By Bill Stokes
Kickass, the doorstop dog, reports that the keeper, finally realizing the futility of his rants concerning outrageous human behavior, turns his attention to cats, largely on the strength of two stories out of Australia, one documenting a crop-destroying infestation of mice and the other describing a population explosion of feral cats to the detriment of natural animal species.
So while we know what the Aussie cats have been doing—and it wasn’t catching mice, the unfortunate Australian problem is reason enough for the keeper to lament how cats obviously did permanent psychological damage to him by making the most god-awful mating sounds directly outside the window where he was trying to sleep during his developmental years.
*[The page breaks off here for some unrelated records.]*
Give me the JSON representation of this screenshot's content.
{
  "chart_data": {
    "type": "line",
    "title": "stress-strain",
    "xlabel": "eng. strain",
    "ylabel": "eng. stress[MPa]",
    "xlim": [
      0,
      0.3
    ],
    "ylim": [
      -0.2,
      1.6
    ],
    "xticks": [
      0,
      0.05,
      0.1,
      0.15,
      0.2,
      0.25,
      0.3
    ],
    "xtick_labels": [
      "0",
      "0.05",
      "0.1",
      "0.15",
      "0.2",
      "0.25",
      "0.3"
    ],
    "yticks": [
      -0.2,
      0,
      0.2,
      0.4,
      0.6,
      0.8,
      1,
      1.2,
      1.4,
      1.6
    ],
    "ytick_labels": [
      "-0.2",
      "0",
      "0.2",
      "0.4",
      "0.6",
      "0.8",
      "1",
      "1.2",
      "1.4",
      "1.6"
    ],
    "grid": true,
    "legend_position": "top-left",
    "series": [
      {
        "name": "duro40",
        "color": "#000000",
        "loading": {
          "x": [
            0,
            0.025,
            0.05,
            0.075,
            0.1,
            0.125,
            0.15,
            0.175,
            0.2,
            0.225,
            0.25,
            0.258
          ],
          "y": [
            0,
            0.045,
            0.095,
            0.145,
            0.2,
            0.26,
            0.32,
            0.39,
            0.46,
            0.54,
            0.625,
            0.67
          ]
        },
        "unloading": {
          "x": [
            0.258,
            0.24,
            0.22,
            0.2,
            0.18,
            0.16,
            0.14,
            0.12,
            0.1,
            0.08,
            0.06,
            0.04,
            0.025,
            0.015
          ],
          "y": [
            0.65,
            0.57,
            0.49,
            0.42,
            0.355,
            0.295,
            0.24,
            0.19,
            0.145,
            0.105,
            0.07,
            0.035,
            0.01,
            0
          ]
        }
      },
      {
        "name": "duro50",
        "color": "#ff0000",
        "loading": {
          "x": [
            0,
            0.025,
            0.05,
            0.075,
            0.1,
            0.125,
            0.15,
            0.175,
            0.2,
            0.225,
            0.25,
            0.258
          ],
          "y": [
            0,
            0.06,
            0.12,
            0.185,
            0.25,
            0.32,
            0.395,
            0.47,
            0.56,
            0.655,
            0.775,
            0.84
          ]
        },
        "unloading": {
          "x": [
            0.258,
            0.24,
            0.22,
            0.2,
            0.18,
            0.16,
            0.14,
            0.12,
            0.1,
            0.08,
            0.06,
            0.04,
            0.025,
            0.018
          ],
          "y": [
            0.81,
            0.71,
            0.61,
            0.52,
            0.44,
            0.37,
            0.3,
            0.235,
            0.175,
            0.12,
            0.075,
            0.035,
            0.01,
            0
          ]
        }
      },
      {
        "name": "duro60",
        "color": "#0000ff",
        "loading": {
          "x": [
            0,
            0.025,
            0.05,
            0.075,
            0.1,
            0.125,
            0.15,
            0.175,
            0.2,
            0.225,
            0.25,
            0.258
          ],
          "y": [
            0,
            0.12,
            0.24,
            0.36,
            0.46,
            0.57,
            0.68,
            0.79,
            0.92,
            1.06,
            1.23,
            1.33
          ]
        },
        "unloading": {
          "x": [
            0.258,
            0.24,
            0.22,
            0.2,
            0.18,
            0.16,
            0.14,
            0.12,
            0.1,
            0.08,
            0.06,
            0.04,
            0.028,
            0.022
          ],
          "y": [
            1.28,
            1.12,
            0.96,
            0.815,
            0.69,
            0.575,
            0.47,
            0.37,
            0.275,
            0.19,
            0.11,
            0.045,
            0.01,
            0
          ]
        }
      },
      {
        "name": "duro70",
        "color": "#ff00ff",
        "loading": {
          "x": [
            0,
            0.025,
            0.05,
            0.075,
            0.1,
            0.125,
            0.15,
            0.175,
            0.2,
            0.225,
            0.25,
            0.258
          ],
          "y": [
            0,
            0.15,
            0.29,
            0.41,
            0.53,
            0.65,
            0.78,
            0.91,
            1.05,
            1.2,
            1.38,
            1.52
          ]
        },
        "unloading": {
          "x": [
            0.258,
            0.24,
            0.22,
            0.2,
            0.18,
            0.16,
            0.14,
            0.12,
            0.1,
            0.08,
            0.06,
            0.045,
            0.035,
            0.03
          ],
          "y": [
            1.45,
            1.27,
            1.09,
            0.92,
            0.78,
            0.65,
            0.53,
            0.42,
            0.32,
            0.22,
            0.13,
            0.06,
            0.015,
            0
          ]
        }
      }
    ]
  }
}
The yowling and howling was so bad that the young keeper sometimes had to summon his mother in the middle of the night to hear once again her apparent ridiculous explanation that it was “just the cats.”
It was not “just the cats,” it was “mad monsters of the night,” and they were described as such when the keeper recounted his childhood cat-fright experience in previous writing, always incurring the displeasure of cat-loving readers who say cats can do no wrong.
Cats can do wrong! How else to explain the keeper’s inability to concentrate, his inclination to procrastinate, and his waking up in the middle of the night for other than personal plumbing reasons?
It is the cats—the monsters! They are out there in the dark night waiting to do in the keeper as if he were nothing more than an overgrown mouse. There is no way to get back to sleep when that verity climbs into your bed. The keeper would wake Phyllis for reassurance but there is no certainty that she would to react with the patience of a comforting mother.